Tabular data are fundamental in common machine learning applications, ranging from finance to genomics and healthcare. This paper focuses on tabular regression tasks, a field where deep learning (DL) methods are not consistently superior to machine learning (ML) models due to the challenges posed by irregular target functions inherent in tabular data, causing sensitive label changes with minor variations from features. To address these issues, we propose a novel Arithmetic-Aware Pre-training and Adaptive-Regularized Fine-tuning framework (APAR), which enables the model to fit irregular target function in tabular data while reducing the negative impact of overfitting. In the pre-training phase, APAR introduces an arithmetic-aware pretext objective to capture intricate sample-wise relationships from the perspective of continuous labels. In the fine-tuning phase, a consistency-based adaptive regularization technique is proposed to self-learn appropriate data augmentation.

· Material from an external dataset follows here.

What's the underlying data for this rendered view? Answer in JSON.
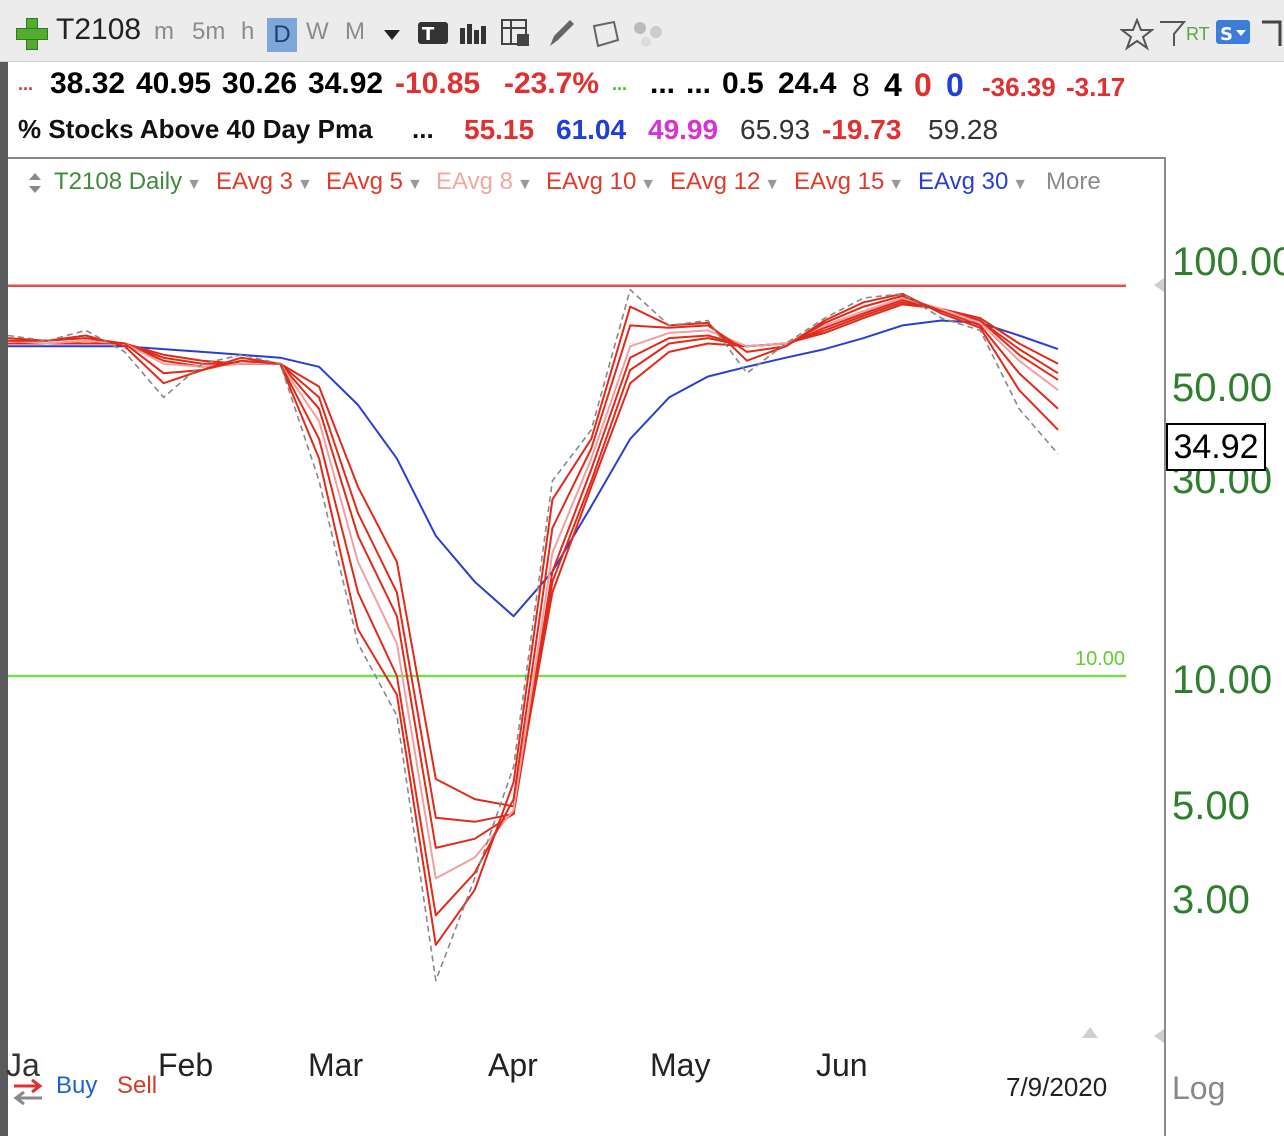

Extensive experiments across 10 datasets demonstrated that APAR outperforms existing GBDT-, supervised NN-, and pretrain-finetune NN-based methods in RMSE (+9.43% 20.37%), and empirically validated the effects of pre-training tasks, including the study of arithmetic operations. Our code and data are publicly available at https://github.com/johnnyhwu/APAR.

Paper Structure

This paper contains 25 sections, 18 equations, 3 figures, 5 tables, 3 algorithms.

Figures (3)

  • Figure 1: Illustrations of the impacts of irregular target functions commonly found in tabular regression tasks for finance (stock price prediction) and medical (health risk prediction) data. Small changes in features (marked in red) can lead to significant changes in the target variable.
  • Figure 2: Illustration of the Arithmetic-Aware Pre-Train phase of APAR. Sample pairs are processed through the Feature Tokenizer and Feature Encoder, the outputs of which are concatenated for arithmetic prediction, enabling the model to understand inter-sample relationships in tabular regression.
  • Figure 3: Illustration of the Adaptive Regularization Fine-Tuning phase of APAR. In this phase, an input sample is processed through the Feature Tokenizer to generate feature embeddings, which are augmented using a dynamically adaptive gate vector. The model is trained to predict consistent labels from varying inputs, which enhances the model's robustness to uninformative features and performance on the target task.